Straightaway we must applaud Pankaj Kumar’s cinematography. A lot of the intended incandescence of seething hearts is lost on the OTT platform. But what remains is still remarkable. First-time director Honey Trehan creates a dark, sinister and self-contained universe of painful gender discrimination shaken up by the murder of the patriarch (Thakur) on his wedding night… his second wedding night. Thakur’s bride is a free-spirited libertine or at least that’s how she comes across to be. She has been sleeping with both, the aged man of the house and his robust nephew Vikram.
Enter Inspector Jatil Yadav (played by Nawazuddin Siddiqui), a hard nut to crack and known to crack-open difficult cases, Jatil (with an ‘l’) is a Mama’s Boy attached at his mother Ila Arun’s apron strings. It doesn’t take him long to get attracted to Radha, the promiscuous and newly-widowed second wife of the recently-slayed Thakur. It’s to writer Smita Singh’s credit that she builds a remote humour around Jatil’s struggle to change his marital status. That he falls head over heels in love with Radha (played by Radhika Apte) is a providential for the plot. Not only does the growing relationship between the quirky cop and the wanton widow take the narrative to the level of a Greek tragedy but it also propels the whodunit into a kind of romantic somersault where love and murder mingle into a stirring, often provocative film.
In a film as complex and compelling as Raat Akeli Hai, the casting is supreme. Casting director-turned-filmmaker Trehan gives the murder mystery the actors it deserves.

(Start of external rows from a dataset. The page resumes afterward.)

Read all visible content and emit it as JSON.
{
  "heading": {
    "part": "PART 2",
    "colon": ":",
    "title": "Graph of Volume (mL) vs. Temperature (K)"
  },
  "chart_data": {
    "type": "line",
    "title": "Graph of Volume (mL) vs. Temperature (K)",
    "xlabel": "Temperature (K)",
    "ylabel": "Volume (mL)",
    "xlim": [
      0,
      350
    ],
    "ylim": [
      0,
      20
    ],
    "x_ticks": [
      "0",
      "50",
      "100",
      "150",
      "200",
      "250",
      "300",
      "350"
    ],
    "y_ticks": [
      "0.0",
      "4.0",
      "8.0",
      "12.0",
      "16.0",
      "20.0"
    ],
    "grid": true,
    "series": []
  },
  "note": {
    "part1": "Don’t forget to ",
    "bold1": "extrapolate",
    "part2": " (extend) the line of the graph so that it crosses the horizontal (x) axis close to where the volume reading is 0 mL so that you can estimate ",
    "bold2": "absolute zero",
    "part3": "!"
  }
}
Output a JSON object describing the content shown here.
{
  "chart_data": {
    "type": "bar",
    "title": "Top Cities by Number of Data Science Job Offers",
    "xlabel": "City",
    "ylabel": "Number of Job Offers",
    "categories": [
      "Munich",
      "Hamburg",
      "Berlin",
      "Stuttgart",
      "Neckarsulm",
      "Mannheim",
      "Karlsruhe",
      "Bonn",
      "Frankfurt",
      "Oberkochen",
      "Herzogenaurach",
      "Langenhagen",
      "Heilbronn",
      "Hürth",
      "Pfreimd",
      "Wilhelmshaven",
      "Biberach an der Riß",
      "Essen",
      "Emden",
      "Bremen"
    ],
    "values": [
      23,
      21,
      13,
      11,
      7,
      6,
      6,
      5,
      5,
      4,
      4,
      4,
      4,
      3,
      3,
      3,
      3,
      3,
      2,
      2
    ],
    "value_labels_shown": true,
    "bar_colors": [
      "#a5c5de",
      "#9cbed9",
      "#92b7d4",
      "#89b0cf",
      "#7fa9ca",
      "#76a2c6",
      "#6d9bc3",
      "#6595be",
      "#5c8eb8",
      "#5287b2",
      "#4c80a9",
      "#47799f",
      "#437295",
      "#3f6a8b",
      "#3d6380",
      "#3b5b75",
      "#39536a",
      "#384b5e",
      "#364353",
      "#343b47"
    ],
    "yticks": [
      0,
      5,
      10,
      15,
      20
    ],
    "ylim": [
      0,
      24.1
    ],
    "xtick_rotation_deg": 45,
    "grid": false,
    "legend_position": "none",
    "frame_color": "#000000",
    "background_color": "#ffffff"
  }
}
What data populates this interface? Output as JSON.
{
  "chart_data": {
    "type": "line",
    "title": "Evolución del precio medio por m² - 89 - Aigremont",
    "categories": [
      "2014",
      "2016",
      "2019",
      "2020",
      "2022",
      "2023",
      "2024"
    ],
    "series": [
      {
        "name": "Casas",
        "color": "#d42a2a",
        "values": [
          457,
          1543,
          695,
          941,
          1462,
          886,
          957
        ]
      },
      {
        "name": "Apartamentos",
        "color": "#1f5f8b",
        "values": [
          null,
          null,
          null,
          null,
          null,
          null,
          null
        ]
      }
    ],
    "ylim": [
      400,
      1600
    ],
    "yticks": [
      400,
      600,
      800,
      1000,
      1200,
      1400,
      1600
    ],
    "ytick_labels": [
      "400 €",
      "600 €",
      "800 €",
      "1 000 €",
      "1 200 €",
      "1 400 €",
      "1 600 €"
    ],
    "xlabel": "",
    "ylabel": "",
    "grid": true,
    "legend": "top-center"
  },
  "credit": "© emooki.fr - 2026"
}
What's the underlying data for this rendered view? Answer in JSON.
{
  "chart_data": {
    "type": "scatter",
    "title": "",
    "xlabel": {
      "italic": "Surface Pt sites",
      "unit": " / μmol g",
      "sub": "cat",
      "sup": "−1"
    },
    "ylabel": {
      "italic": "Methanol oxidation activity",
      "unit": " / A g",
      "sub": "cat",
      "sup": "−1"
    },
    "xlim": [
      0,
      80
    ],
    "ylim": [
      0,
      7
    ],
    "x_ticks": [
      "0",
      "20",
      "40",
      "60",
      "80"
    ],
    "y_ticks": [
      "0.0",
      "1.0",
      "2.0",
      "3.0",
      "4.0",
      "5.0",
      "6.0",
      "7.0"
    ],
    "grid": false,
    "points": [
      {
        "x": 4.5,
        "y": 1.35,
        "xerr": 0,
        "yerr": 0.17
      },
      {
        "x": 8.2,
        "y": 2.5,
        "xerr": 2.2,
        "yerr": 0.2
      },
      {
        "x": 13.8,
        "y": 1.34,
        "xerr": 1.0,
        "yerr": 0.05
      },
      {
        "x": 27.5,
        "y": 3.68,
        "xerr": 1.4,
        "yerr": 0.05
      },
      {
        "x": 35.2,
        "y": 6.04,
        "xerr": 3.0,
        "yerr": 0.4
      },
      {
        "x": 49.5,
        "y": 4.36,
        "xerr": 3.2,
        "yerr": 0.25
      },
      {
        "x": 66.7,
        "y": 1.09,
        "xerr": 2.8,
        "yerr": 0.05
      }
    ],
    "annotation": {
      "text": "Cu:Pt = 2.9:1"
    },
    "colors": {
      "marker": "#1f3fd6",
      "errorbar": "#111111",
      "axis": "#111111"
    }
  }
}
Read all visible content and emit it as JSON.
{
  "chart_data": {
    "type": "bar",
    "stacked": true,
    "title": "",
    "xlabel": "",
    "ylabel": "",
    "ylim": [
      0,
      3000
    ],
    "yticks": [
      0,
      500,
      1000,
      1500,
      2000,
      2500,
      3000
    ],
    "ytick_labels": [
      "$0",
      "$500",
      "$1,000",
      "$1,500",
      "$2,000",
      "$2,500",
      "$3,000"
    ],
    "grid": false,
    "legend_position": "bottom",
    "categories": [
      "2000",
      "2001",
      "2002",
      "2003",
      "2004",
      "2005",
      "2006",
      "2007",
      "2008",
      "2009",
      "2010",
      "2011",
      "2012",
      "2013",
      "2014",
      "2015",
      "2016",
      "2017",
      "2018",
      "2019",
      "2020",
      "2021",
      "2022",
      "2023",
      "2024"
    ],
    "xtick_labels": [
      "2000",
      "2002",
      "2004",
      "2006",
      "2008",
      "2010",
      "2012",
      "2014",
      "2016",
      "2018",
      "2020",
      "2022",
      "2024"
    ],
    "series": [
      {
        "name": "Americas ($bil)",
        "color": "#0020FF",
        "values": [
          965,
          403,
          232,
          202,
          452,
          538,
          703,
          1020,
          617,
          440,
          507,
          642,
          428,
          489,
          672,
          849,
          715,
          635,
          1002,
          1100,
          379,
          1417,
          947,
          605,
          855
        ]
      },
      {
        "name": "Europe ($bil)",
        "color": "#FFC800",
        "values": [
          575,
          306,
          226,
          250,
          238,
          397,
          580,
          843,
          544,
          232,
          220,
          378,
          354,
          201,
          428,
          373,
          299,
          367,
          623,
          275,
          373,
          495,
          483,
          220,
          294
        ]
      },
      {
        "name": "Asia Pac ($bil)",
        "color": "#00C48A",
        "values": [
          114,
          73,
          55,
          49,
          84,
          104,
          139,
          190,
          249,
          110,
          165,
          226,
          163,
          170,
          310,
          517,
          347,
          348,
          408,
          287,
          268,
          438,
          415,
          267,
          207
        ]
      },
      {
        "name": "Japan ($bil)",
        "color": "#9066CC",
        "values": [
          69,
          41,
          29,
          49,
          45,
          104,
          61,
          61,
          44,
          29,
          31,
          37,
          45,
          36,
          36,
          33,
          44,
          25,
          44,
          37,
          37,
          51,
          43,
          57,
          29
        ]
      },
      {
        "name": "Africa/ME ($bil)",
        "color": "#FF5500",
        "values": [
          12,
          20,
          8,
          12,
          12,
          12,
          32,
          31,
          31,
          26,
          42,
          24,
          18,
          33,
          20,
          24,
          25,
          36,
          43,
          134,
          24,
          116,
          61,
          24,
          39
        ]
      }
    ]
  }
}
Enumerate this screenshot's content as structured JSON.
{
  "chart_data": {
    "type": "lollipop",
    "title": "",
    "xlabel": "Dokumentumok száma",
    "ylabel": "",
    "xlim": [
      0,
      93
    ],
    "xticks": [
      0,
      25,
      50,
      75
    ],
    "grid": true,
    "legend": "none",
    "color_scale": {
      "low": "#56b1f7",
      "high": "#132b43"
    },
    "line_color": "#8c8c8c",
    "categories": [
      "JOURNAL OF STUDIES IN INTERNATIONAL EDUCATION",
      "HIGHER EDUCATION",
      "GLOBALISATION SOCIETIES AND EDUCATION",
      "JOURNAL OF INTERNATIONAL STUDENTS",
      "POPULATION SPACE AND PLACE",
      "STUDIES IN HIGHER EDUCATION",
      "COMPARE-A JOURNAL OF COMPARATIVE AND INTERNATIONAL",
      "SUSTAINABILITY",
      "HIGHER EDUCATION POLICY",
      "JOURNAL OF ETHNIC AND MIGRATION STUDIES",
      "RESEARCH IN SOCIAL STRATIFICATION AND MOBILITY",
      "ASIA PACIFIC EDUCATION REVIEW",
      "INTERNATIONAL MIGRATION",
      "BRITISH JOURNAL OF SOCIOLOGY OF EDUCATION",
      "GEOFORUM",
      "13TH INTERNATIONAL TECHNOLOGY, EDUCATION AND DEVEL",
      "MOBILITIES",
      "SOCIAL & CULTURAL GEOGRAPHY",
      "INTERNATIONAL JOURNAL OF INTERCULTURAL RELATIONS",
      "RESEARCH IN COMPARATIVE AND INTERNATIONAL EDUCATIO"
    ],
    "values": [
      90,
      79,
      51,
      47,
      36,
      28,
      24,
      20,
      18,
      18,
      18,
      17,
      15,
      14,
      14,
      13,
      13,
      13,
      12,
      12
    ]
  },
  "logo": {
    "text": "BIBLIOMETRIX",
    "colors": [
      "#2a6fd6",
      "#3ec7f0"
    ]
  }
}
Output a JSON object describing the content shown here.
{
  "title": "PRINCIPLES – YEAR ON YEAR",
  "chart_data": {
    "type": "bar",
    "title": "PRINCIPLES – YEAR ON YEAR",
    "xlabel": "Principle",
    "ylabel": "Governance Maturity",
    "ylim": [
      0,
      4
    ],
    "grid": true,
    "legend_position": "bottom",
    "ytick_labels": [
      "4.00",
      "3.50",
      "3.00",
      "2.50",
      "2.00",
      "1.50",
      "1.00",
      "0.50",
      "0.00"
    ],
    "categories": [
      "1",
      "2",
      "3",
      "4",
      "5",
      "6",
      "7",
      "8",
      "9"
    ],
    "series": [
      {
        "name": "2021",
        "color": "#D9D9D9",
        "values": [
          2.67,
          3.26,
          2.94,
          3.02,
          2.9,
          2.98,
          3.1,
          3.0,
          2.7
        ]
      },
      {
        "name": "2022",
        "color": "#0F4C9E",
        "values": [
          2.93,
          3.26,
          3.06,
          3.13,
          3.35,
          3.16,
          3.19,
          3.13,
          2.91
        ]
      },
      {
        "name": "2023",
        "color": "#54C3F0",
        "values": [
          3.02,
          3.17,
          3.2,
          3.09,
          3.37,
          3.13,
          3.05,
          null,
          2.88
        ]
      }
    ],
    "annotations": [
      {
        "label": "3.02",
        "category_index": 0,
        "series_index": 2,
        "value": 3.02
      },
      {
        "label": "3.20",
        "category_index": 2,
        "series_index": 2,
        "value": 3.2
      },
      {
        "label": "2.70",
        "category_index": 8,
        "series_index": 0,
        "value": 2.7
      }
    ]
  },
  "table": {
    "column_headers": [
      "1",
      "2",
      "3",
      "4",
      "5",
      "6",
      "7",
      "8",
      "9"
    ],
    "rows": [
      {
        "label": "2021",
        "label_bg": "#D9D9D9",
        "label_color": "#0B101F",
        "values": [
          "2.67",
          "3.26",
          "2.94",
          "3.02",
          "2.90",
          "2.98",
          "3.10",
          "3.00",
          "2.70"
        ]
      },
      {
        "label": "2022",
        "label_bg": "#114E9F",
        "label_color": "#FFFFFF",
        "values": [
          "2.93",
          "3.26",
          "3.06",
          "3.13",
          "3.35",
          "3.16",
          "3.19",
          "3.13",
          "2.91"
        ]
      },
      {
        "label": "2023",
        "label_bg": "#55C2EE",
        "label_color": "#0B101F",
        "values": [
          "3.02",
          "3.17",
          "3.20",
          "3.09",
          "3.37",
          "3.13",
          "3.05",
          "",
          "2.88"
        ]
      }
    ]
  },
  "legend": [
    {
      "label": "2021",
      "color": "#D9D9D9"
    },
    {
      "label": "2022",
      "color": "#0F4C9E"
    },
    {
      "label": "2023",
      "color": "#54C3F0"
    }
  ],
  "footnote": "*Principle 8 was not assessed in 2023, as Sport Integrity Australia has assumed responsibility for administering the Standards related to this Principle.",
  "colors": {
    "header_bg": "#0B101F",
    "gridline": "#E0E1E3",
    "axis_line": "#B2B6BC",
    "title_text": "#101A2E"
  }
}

Nawazuddin and Radhika gather their considerable nervous energy into performances that constantly suggest there’s more to the proceedings than meets the eye. Raat Akeli Hai is impressively reined-in about its rage for a society that allows men to treat women as objects of lust. Every major character, man or woman is angry. But none is given the luxury of unchecked expression. The deep sorrow that encircles us while watching Raat Akeli Hai is all well worth experiencing. It is what makes life bearable.